Depois de todo esse mágico esforço de disfarçar caminhos, fingir casualidades, alienar vontades e essências inteiras o trabalho já estava feito, com muita farinha e angu pra adoçar o santo, e eu, sacrificado. Mas agora era final a hora de começar a verter, assim, em tanta beleza quanto verter sugere, mais sangue; não, como eu já gravei, o dela, que na verdade sempre foi mais meu, das minhas ideias e medos pra me desviar do assunto, mas sim o meu verdadeiro esquema de remorsos que me matava, que era menos cíclico, menos bonito e natural. Não poderia passar por um acompanhamento tão nobre e digno e que me custava pouco mais que a minha necessidade em estar ali ,sem me usar de todo o grau de ira e choro que se acumulava pela culpa de não ter vivido o bastante para intervir no mundo do sangue mais relevante. Agora, de madre, mãe-de-santo, de cigana e pitonisa, ela passaria a uma simples e importante tigela de barro, onde a dor e a solidão iriam bater e acumular; respingar nas bordas fazendo graffiti desconexo, dançar no aro superior, quase que caindo pra fora , e retornar ridículo para o meio da sala, para dentro do corpo dela, pra fazer uma poça larga de defeitos, sem freio, sem brilhos, sem vermelho; foi-se uma tarde toda, de boca em boca.


Sessão IV

Os quarimen estavam doidos pra demonstrar todo o seu potencial antepotente. A senhorita Grajew, porém, rondava, reprimia com os olhos, sobrancelhas , com o corpo, não permitia que eles, todos os bichos de mim, dessem a volta pela sala de terapia; talvez ela tivesse medo de que um deles encontrasse a porta, usasse as mãos sutis e espirituais para enganá-la, apalpá-la, fazendo com que lhes fossem vir à vida as quariwomen, e levando a gente a perder o controle dos corpos e das cabeças todas; ou ainda que eles nos dessem a imagem elucidativa de que a alma não fosse una em nenhum de nós, não havendo mais então qualquer razão para a terapia, estudo, teoria freudiana, olhar blasé de superioridade (…) As vezes penso que fui culpado pelas olhadas de dúvida que ela sempre dava, ou por ter sugerido, pela minha franca fraqueza, e então sugado toda essa tal dúvida que Grajew oferecia, ter me transformado em um lúdico duvidoso também...contraindo aquela doença específica da alma retraída e desconfiada.

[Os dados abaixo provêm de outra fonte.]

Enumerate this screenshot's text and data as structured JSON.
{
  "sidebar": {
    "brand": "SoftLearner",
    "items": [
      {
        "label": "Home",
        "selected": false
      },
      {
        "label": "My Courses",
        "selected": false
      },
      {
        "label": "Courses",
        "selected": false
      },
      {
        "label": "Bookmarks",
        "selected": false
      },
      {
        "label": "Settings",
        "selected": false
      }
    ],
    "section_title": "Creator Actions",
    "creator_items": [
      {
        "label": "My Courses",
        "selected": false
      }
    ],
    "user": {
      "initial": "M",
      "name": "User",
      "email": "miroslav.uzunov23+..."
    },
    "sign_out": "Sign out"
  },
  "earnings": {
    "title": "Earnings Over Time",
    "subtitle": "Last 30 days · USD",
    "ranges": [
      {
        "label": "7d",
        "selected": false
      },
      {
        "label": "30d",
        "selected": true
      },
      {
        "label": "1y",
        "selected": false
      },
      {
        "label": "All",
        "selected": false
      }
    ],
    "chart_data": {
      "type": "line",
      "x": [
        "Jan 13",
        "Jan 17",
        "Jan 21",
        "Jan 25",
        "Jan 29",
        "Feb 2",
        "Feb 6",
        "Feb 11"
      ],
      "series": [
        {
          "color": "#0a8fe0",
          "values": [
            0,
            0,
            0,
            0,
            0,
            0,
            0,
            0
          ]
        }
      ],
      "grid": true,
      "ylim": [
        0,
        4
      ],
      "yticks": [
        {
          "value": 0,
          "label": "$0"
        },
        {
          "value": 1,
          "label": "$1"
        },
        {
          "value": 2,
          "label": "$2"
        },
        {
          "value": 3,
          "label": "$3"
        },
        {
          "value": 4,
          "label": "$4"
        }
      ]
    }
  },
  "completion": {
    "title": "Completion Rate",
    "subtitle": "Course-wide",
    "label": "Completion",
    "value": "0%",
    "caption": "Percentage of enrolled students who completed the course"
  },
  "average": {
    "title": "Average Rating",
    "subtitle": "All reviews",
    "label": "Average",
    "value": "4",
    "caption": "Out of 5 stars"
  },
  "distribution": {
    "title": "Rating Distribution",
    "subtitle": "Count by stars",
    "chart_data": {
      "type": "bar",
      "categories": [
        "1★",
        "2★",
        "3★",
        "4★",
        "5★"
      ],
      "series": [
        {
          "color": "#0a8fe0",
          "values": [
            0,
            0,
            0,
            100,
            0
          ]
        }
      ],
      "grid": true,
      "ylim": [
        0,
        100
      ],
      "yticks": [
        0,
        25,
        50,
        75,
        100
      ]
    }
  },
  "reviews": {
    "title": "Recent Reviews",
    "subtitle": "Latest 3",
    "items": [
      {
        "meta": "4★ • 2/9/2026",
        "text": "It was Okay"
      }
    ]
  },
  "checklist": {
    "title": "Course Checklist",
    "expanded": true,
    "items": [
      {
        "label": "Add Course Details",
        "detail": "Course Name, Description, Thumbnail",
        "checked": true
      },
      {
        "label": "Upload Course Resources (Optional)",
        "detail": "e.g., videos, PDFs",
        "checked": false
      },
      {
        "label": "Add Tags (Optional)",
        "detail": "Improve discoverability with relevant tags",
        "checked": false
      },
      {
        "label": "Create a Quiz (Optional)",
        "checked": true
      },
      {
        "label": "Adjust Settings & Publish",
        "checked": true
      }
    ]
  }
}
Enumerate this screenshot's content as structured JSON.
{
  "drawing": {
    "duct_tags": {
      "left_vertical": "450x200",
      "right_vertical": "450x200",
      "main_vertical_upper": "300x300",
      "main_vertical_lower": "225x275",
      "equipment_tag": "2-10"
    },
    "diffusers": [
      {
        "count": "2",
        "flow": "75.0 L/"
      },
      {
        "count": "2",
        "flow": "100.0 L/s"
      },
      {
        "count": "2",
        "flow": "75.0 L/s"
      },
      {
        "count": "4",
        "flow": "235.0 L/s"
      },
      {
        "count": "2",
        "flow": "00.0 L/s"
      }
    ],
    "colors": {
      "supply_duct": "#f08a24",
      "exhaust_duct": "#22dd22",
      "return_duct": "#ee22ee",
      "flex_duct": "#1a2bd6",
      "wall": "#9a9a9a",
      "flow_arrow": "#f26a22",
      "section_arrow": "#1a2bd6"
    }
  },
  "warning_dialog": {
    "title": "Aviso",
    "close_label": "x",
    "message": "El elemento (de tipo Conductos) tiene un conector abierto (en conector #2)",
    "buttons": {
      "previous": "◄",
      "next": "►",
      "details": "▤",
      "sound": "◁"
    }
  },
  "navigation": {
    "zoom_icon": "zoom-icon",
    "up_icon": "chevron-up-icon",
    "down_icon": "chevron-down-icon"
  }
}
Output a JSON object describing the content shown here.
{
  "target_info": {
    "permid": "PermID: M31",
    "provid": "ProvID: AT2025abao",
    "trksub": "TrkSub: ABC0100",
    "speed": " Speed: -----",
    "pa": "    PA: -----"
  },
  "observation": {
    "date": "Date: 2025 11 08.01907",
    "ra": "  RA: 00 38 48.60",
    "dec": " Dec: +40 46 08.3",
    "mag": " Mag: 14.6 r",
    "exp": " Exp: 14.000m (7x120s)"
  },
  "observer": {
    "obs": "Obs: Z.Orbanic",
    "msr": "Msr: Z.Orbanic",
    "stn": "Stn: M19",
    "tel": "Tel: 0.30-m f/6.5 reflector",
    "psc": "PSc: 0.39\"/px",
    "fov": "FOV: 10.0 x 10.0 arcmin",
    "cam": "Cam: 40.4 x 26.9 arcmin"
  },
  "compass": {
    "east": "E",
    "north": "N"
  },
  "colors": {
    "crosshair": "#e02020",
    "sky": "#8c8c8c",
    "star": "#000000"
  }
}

Era certo que em algum tempo o meu fluxo ocioso e constante deveria ir para a baixada, como água, pra o ponto do mais sem nada que se chama eu, ou ego, ou qualquer coisa assim. Estar diante de Grajew era ser leigo de tudo; leigo dela, como já disse, que fazia com que me insistisse no pesamento fino e infinito, agudo de estar nela, somado ao de ser leigo-leigo, no jeito mai medicoso que há; de não saber os seus métodos, se é que ela teve um ou terá e, finalmente, de não saber sequer dos meus, como que colocar três balões vazios do não-saber naquela sala, e ela como uma grossa agulha nas mãos-moças , para poder tecer uma página, ou pra também estourar o nosso medo.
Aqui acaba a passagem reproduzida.